The beauty of the laryngeal mask is that it forms an air tight seal enclosing the larynx rather than plugging the pharynx, and avoid airway obstruction in the oropharynx. The goal of its development was to create an intermediate form of airway management face mask and endotracheal tube. Indication for its use includes any procedure that would normally involve the use of a face mask. The laryngeal mask airway was designed as a new concept in airway management and has been gaining a firm position in anesthetic practice. Despite wide spread use the definitive role of the laryngeal mask airway is yet to be established. In some situations, such as after failed tracheal intubation or in oral surgery its use is controversial. There are several unresolved issues, for example the effect of the laryngeal mask on regurgitation and whether or not cricoids pressure prevents placement of mask. We review the techniques of insertion, details of misplacement, and complications associated with use of the laryngeal mask. We then attempt to clarify the role of laryngeal mask in air way management during anesthesia, discussing the advantages and disadvantages as well as indications and contraindications of its use in oral and maxillofacial surgery.


The laryngeal airway mask (LAM) is a device for anesthetic air way management that received Food and Drug Administration (FDA) approval in 1991 [1]. The mask airway was designed by Brain as a new concept in airway management. The beauty of the laryngeal mask is that it forms an air tight seal enclosing the larynx rather than plugging the pharynx, and avoid airway obstruction in the oropharynx [2].
The goal of its development was to create an intermediate form of airway management face mask and endotracheal tube. Indication for its use includes any procedure that would normally involve the use of a face mask. The laryngeal mask airway was designed as a new concept in airway management and has been gaining a firm position in anesthetic practice. Despite wide spread use the definitive role of the laryngeal mask airway is yet to be established. In some situations, such as after failed tracheal intubation or in oral surgery its use is controversial. There are several unresolved issues, for example the effect of the laryngeal mask on regurgitation and whether or not cricoids pressure prevents placement of mask.

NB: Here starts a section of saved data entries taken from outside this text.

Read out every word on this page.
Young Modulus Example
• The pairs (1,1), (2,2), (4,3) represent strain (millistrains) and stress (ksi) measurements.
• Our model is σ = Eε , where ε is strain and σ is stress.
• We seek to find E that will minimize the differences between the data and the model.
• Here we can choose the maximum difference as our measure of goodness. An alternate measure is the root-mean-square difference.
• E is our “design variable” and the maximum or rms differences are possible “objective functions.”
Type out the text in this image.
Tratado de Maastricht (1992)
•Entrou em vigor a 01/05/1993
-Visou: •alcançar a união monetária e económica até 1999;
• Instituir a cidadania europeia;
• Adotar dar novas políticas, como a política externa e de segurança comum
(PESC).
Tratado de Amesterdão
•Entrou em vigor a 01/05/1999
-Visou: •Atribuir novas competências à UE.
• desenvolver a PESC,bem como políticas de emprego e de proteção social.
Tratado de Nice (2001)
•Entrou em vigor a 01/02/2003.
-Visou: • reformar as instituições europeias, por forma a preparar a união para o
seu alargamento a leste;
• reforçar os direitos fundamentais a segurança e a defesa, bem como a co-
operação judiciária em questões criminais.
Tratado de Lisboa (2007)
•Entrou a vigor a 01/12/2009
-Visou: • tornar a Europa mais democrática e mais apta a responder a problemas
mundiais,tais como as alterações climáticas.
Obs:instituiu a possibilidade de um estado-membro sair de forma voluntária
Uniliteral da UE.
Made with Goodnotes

We review the techniques of insertion, details of misplacement, and complications associated with use of the laryngeal mask. We then attempt to clarify the role of laryngeal mask in air way management during anesthesia, discussing the advantages and disadvantages as well as indications and contraindications of its use in oral and maxillofacial surgery [2]. The LMA may offer the oral and maxillofacial surgeon a new airway device for use during general anesthesia in the office [1].


The LAM has been used successfully for various surgical procedures in paediatrics, including during dental extraction. Fewer incidence of hypoxia and significantly better arterial oxygen saturation were found with the LAM. Laryngeal mask airway has been the subject of several comprehensive reviews.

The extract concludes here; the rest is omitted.